In Alldread v. City of Grenada, 988 F.2d 1425 (5th Cir.1993), the Fifth Circuit affirmed a detailed review of the issue of inadvertent disclosure. Id. at 1433-35. Circumstances to be considered include a five part test:
(1) the reasonableness of the precautions taken to prevent disclosure;
(2) the amount of time taken to remedy the error;
(3) the scope of discovery;
(4) the extent of the disclosure; and
(5) the overriding issue of fairness. Alldread, 988 F.2d at 1433, accord Lois Sportswear, 104 F.R.D. at 105; Hydraflow, Inc. v. Enidine Inc., 145 F.R.D. 626, 637 (W.D.N.Y.1993); Shriver v. Baskin-Robbins Ice Cream Co., 145 F.R.D. 112, 115 (D.Colo. 1992); In re Grand Jury Investigation, 142 F.R.D. at 278-79; Federal Deposit Ins. Corp. v. Marine Midland Realty Credit Corp., 138 F.R.D. 479, 482 (E.D.Va.1991); Monarch Cement Co. v. Lone Star Indus., Inc., 132 F.R.D. 558, 560 (D.Kan.1990); Bud Antle, Inc. v. Grow-Tech, Inc., 131 F.R.D. 179, 183 (N.D.Cal.1990).

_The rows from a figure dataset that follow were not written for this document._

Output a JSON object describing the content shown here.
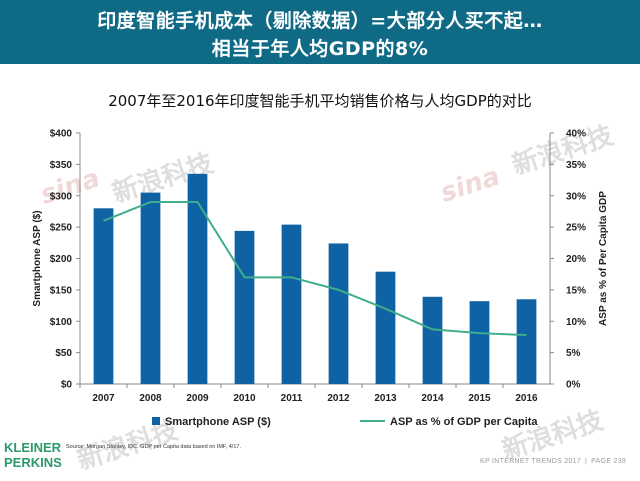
{
  "header": {
    "line1": "印度智能手机成本（剔除数据）=大部分人买不起…",
    "line2": "相当于年人均GDP的8%"
  },
  "watermarks": {
    "brand": "新浪科技",
    "sina": "sina"
  },
  "chart_data": {
    "type": "bar+line",
    "title": "2007年至2016年印度智能手机平均销售价格与人均GDP的对比",
    "categories": [
      "2007",
      "2008",
      "2009",
      "2010",
      "2011",
      "2012",
      "2013",
      "2014",
      "2015",
      "2016"
    ],
    "series": [
      {
        "name": "Smartphone ASP ($)",
        "type": "bar",
        "axis": "left",
        "color": "#0f62a3",
        "values": [
          280,
          305,
          335,
          244,
          254,
          224,
          179,
          139,
          132,
          135
        ]
      },
      {
        "name": "ASP as % of GDP per Capita",
        "type": "line",
        "axis": "right",
        "color": "#3fae8c",
        "values": [
          26,
          29,
          29,
          17,
          17,
          15,
          12,
          8.7,
          8.1,
          7.8
        ]
      }
    ],
    "ylabel_left": "Smartphone ASP ($)",
    "ylabel_right": "ASP as % of Per Capita GDP",
    "ylim_left": [
      0,
      400
    ],
    "ylim_right": [
      0,
      40
    ],
    "yticks_left": [
      "$0",
      "$50",
      "$100",
      "$150",
      "$200",
      "$250",
      "$300",
      "$350",
      "$400"
    ],
    "yticks_right": [
      "0%",
      "5%",
      "10%",
      "15%",
      "20%",
      "25%",
      "30%",
      "35%",
      "40%"
    ],
    "grid": false,
    "legend": "bottom"
  },
  "source": "Source: Morgan Stanley, IDC. GDP per Capita data based on IMF, 4/17.",
  "logo": {
    "line1": "KLEINER",
    "line2": "PERKINS"
  },
  "footer": {
    "left": "KP INTERNET TRENDS 2017",
    "right": "PAGE 239"
  }
}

A determination whether to maintain the attorney/client and work product privileges encompasses an analysis of the intent of the party seeking protection of the document. See, e.g., Stratagem Dev. Corp. v. Heron Int’l N.V., 153 F.R.D. 535, 543 (S.D.N.Y.1994) (“[a] waiver must be intentional ... to be effective”); Mendenhall v. Barber-Greene Co., 531 F.Supp. 951, 954 (N.D.Ill.1982) (same). Courts also consider the number of inadvertent disclosures and the harshness of requiring the production of privileged material. See, e.g., Lois Sportswear, 104 F.R.D. at 105.

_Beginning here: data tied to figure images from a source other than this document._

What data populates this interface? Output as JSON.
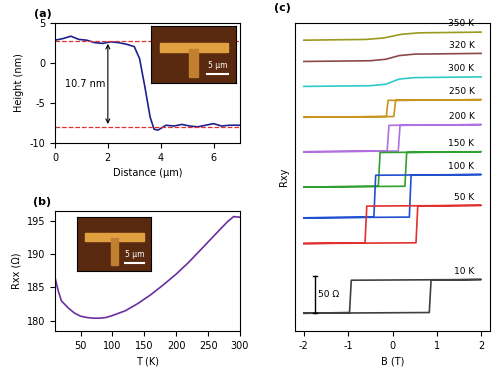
{
  "chart_data": [
    {
      "type": "line",
      "panel": "(a)",
      "x_label": "Distance (μm)",
      "y_label": "Height (nm)",
      "x": [
        0,
        0.3,
        0.6,
        0.9,
        1.2,
        1.5,
        1.8,
        2.1,
        2.4,
        2.7,
        3.0,
        3.2,
        3.4,
        3.6,
        3.75,
        3.9,
        4.2,
        4.5,
        4.8,
        5.1,
        5.4,
        5.7,
        6.0,
        6.3,
        6.6,
        7.0
      ],
      "series": [
        {
          "name": "Height",
          "color": "#1f1f8f",
          "values": [
            2.8,
            3.0,
            3.3,
            2.9,
            2.8,
            2.5,
            2.4,
            2.6,
            2.5,
            2.3,
            2.0,
            0.5,
            -3.0,
            -6.8,
            -8.3,
            -8.4,
            -7.8,
            -7.9,
            -7.7,
            -7.9,
            -8.0,
            -7.8,
            -7.6,
            -7.9,
            -7.8,
            -7.8
          ]
        }
      ],
      "ref_lines": {
        "values": [
          2.7,
          -8.0
        ],
        "color": "#e03030",
        "line_style": "dashed"
      },
      "annotation": {
        "text": "10.7 nm",
        "x": 2.0,
        "y_top": 2.7,
        "y_bottom": -8.0
      },
      "inset": {
        "label": "5 μm"
      },
      "xlim": [
        0,
        7
      ],
      "xticks": [
        0,
        2,
        4,
        6
      ],
      "ylim": [
        -10,
        5
      ],
      "yticks": [
        -10,
        -5,
        0,
        5
      ]
    },
    {
      "type": "line",
      "panel": "(b)",
      "x_label": "T (K)",
      "y_label": "Rxx (Ω)",
      "x": [
        10,
        15,
        20,
        30,
        40,
        50,
        60,
        70,
        80,
        90,
        100,
        120,
        140,
        160,
        180,
        200,
        220,
        240,
        260,
        280,
        290,
        300
      ],
      "series": [
        {
          "name": "Rxx",
          "color": "#6a2fa0",
          "values": [
            186.5,
            184.5,
            183.0,
            182.0,
            181.2,
            180.7,
            180.5,
            180.4,
            180.4,
            180.5,
            180.8,
            181.5,
            182.6,
            183.9,
            185.4,
            187.0,
            188.8,
            190.8,
            192.8,
            194.8,
            195.6,
            195.5
          ]
        }
      ],
      "inset": {
        "label": "5 μm"
      },
      "xlim": [
        10,
        300
      ],
      "xticks": [
        50,
        100,
        150,
        200,
        250,
        300
      ],
      "ylim": [
        178.5,
        196.5
      ],
      "yticks": [
        180,
        185,
        190,
        195
      ]
    },
    {
      "type": "line",
      "panel": "(c)",
      "x_label": "B (T)",
      "y_label": "Rxy",
      "tick_labels": "x",
      "scale_bar": {
        "label": "50 Ω",
        "value": 50
      },
      "xlim": [
        -2.2,
        2.2
      ],
      "xticks": [
        -2,
        -1,
        0,
        1,
        2
      ],
      "ylim": [
        -20,
        400
      ],
      "yticks": [],
      "series": [
        {
          "name": "350 K",
          "color": "#9a9a20",
          "x": [
            -2,
            -0.6,
            -0.2,
            0,
            0.2,
            0.6,
            2
          ],
          "values": [
            376,
            377,
            379,
            381.5,
            384,
            386,
            387
          ]
        },
        {
          "name": "320 K",
          "color": "#8b4a4a",
          "x": [
            -2,
            -0.5,
            -0.15,
            0,
            0.15,
            0.5,
            2
          ],
          "values": [
            347,
            348,
            350,
            352.5,
            355,
            357,
            358
          ]
        },
        {
          "name": "300 K",
          "color": "#30c8c8",
          "x": [
            -2,
            -0.5,
            -0.15,
            0,
            0.15,
            0.5,
            2
          ],
          "values": [
            313,
            314,
            316,
            319.5,
            323,
            325,
            326
          ]
        },
        {
          "name": "250 K",
          "color": "#c8961e",
          "x": [
            -2,
            0.03,
            0.07,
            2,
            -0.1,
            -0.14,
            -2
          ],
          "values": [
            271,
            272,
            294,
            295,
            294,
            272,
            271
          ]
        },
        {
          "name": "200 K",
          "color": "#b070e0",
          "x": [
            -2,
            0.13,
            0.17,
            2,
            -0.08,
            -0.12,
            -2
          ],
          "values": [
            224,
            225,
            260,
            261,
            260,
            225,
            224
          ]
        },
        {
          "name": "150 K",
          "color": "#30a030",
          "x": [
            -2,
            0.28,
            0.32,
            2,
            -0.28,
            -0.32,
            -2
          ],
          "values": [
            176,
            177,
            223,
            224,
            223,
            177,
            176
          ]
        },
        {
          "name": "100 K",
          "color": "#2050d0",
          "x": [
            -2,
            0.38,
            0.42,
            2,
            -0.38,
            -0.42,
            -2
          ],
          "values": [
            134,
            135,
            192,
            193,
            192,
            135,
            134
          ]
        },
        {
          "name": "50 K",
          "color": "#e03030",
          "x": [
            -2,
            0.53,
            0.57,
            2,
            -0.58,
            -0.62,
            -2
          ],
          "values": [
            99,
            100,
            150,
            151,
            150,
            100,
            99
          ]
        },
        {
          "name": "10 K",
          "color": "#404040",
          "x": [
            -2,
            0.83,
            0.87,
            2,
            -0.93,
            -0.97,
            -2
          ],
          "values": [
            4,
            5,
            49,
            50,
            49,
            5,
            4
          ]
        }
      ]
    }
  ]
}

In National Helium, plaintiff had not undertaken a page-by-page review for privileged documents and no such obligation was found. The Court of Claims noted that the producing party “did not screen all the boxes of documents, document by document, in the 30 months between the trial judge’s order directing general production and the Government’s inspection.” 219 Ct.Cl. at 614-15, 1979 WL 10176 at *2. The court stated:
Unless we are to demand individual screening of each separate document produced, no matter how voluminous the number, we cannot say that the procedure plaintiff followed in this instance was lax, careless, inadequate, or indifferent to consequences. It seems to us to have been, in the circumstances, a good faith, sufficiently careful, effort to winnow a relatively small number of privileged materials from a very large volume of documents to be produced under the general order to produce.

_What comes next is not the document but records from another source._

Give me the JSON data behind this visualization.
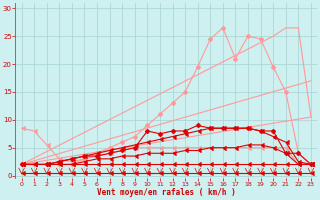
{
  "background_color": "#cff0f0",
  "grid_color": "#aad8d8",
  "xlabel": "Vent moyen/en rafales ( km/h )",
  "xlabel_color": "#cc0000",
  "tick_color": "#cc0000",
  "ylim": [
    -0.5,
    31
  ],
  "xlim": [
    -0.5,
    23.5
  ],
  "yticks": [
    0,
    5,
    10,
    15,
    20,
    25,
    30
  ],
  "xticks": [
    0,
    1,
    2,
    3,
    4,
    5,
    6,
    7,
    8,
    9,
    10,
    11,
    12,
    13,
    14,
    15,
    16,
    17,
    18,
    19,
    20,
    21,
    22,
    23
  ],
  "lines": [
    {
      "x": [
        0,
        1,
        2,
        3,
        4,
        5,
        6,
        7,
        8,
        9,
        10,
        11,
        12,
        13,
        14,
        15,
        16,
        17,
        18,
        19,
        20,
        21,
        22,
        23
      ],
      "y": [
        2,
        2,
        2,
        2,
        2,
        2,
        2,
        2,
        2,
        2,
        2,
        2,
        2,
        2,
        2,
        2,
        2,
        2,
        2,
        2,
        2,
        2,
        2,
        2
      ],
      "color": "#dd0000",
      "lw": 0.8,
      "marker": 4,
      "ms": 2.5,
      "alpha": 1.0,
      "zorder": 3
    },
    {
      "x": [
        0,
        1,
        2,
        3,
        4,
        5,
        6,
        7,
        8,
        9,
        10,
        11,
        12,
        13,
        14,
        15,
        16,
        17,
        18,
        19,
        20,
        21,
        22,
        23
      ],
      "y": [
        0.5,
        0.5,
        0.5,
        0.5,
        0.5,
        0.5,
        0.5,
        0.5,
        0.5,
        0.5,
        0.5,
        0.5,
        0.5,
        0.5,
        0.5,
        0.5,
        0.5,
        0.5,
        0.5,
        0.5,
        0.5,
        0.5,
        0.5,
        0.5
      ],
      "color": "#dd0000",
      "lw": 0.8,
      "marker": 4,
      "ms": 2.5,
      "alpha": 1.0,
      "zorder": 3
    },
    {
      "x": [
        0,
        1,
        2,
        3,
        4,
        5,
        6,
        7,
        8,
        9,
        10,
        11,
        12,
        13,
        14,
        15,
        16,
        17,
        18,
        19,
        20,
        21,
        22,
        23
      ],
      "y": [
        2,
        2,
        2,
        2,
        2,
        2.5,
        3,
        3,
        3.5,
        3.5,
        4,
        4,
        4,
        4.5,
        4.5,
        5,
        5,
        5,
        5.5,
        5.5,
        5,
        4,
        2,
        2
      ],
      "color": "#dd0000",
      "lw": 0.8,
      "marker": 4,
      "ms": 2.5,
      "alpha": 1.0,
      "zorder": 3
    },
    {
      "x": [
        0,
        1,
        2,
        3,
        4,
        5,
        6,
        7,
        8,
        9,
        10,
        11,
        12,
        13,
        14,
        15,
        16,
        17,
        18,
        19,
        20,
        21,
        22,
        23
      ],
      "y": [
        2,
        2,
        2,
        2.5,
        3,
        3.5,
        4,
        4.5,
        5,
        5.5,
        6,
        6.5,
        7,
        7.5,
        8,
        8.5,
        8.5,
        8.5,
        8.5,
        8,
        7,
        6,
        2.5,
        2
      ],
      "color": "#dd0000",
      "lw": 0.8,
      "marker": 4,
      "ms": 2.5,
      "alpha": 1.0,
      "zorder": 3
    },
    {
      "x": [
        0,
        2,
        3,
        4,
        5,
        6,
        7,
        8,
        9,
        10,
        11,
        12,
        13,
        14,
        15,
        16,
        17,
        18,
        19,
        20,
        21,
        22,
        23
      ],
      "y": [
        2,
        2,
        2.5,
        3,
        3.5,
        3.5,
        4,
        4.5,
        5,
        8,
        7.5,
        8,
        8,
        9,
        8.5,
        8.5,
        8.5,
        8.5,
        8,
        8,
        4,
        4,
        2
      ],
      "color": "#dd0000",
      "lw": 0.8,
      "marker": "D",
      "ms": 2,
      "alpha": 1.0,
      "zorder": 3
    },
    {
      "x": [
        0,
        1,
        2,
        3,
        4,
        5,
        6,
        7,
        8,
        9,
        10,
        11,
        12,
        13,
        14,
        15,
        16,
        17,
        18,
        19,
        20,
        21,
        22,
        23
      ],
      "y": [
        8.5,
        8,
        5.5,
        3,
        2.5,
        3,
        3.5,
        4,
        4.5,
        5,
        5,
        5,
        5,
        5,
        5,
        5,
        5,
        5,
        5,
        5,
        5,
        5,
        2,
        2
      ],
      "color": "#ff9999",
      "lw": 0.8,
      "marker": 4,
      "ms": 2.5,
      "alpha": 1.0,
      "zorder": 2
    },
    {
      "x": [
        0,
        23
      ],
      "y": [
        2,
        10.5
      ],
      "color": "#ff9999",
      "lw": 0.8,
      "marker": null,
      "ms": 0,
      "alpha": 1.0,
      "zorder": 2
    },
    {
      "x": [
        0,
        23
      ],
      "y": [
        2,
        17
      ],
      "color": "#ff9999",
      "lw": 0.8,
      "marker": null,
      "ms": 0,
      "alpha": 1.0,
      "zorder": 2
    },
    {
      "x": [
        0,
        1,
        2,
        3,
        4,
        5,
        6,
        7,
        8,
        9,
        10,
        11,
        12,
        13,
        14,
        15,
        16,
        17,
        18,
        19,
        20,
        21,
        22,
        23
      ],
      "y": [
        2,
        2,
        2,
        2,
        2,
        3,
        4,
        5,
        6,
        7,
        9,
        11,
        13,
        15,
        19.5,
        24.5,
        26.5,
        21,
        25,
        24.5,
        19.5,
        15,
        4,
        2
      ],
      "color": "#ff9999",
      "lw": 0.8,
      "marker": "D",
      "ms": 2,
      "alpha": 1.0,
      "zorder": 2
    },
    {
      "x": [
        0,
        20,
        21,
        22,
        23
      ],
      "y": [
        2,
        25,
        26.5,
        26.5,
        10.5
      ],
      "color": "#ff9999",
      "lw": 0.8,
      "marker": null,
      "ms": 0,
      "alpha": 1.0,
      "zorder": 2
    }
  ],
  "wind_arrows": [
    0,
    1,
    2,
    3,
    4,
    5,
    6,
    7,
    8,
    9,
    10,
    11,
    12,
    13,
    14,
    15,
    16,
    17,
    18,
    19,
    20,
    21,
    22,
    23
  ],
  "arrow_color": "#dd0000"
}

In the Court of Claims analysis, it would be an undue burden to require the plaintiff to review documents that should not have contained privileged material.
In its motion, defendant noted that, because the document has already been read by a number of plaintiff’s opponents, waiver is appropriate “since the court has no power to expunge the disclosed information from the minds that now contain it.” It is true that this situation is one that involves sealing the bag from which the cat already has escaped. Defendant also asks, however, that the order should provide “that defendant may question deponents and propound interrogatories and requests for production of documents bearing on the subject matter covered by the memorandum in question, without regard to the assertion by plaintiff that the matter is covered by the attorney client or work product privileges.” Such a result would give recognition and reward to defendant’s sharp practices at the examination, and is contrary to standards reasonably pertaining to discovery conduct.
On the basis of the foregoing,
IT IS ORDERED defendant’s motion to compel production of the WR & F Analysis is DENIED.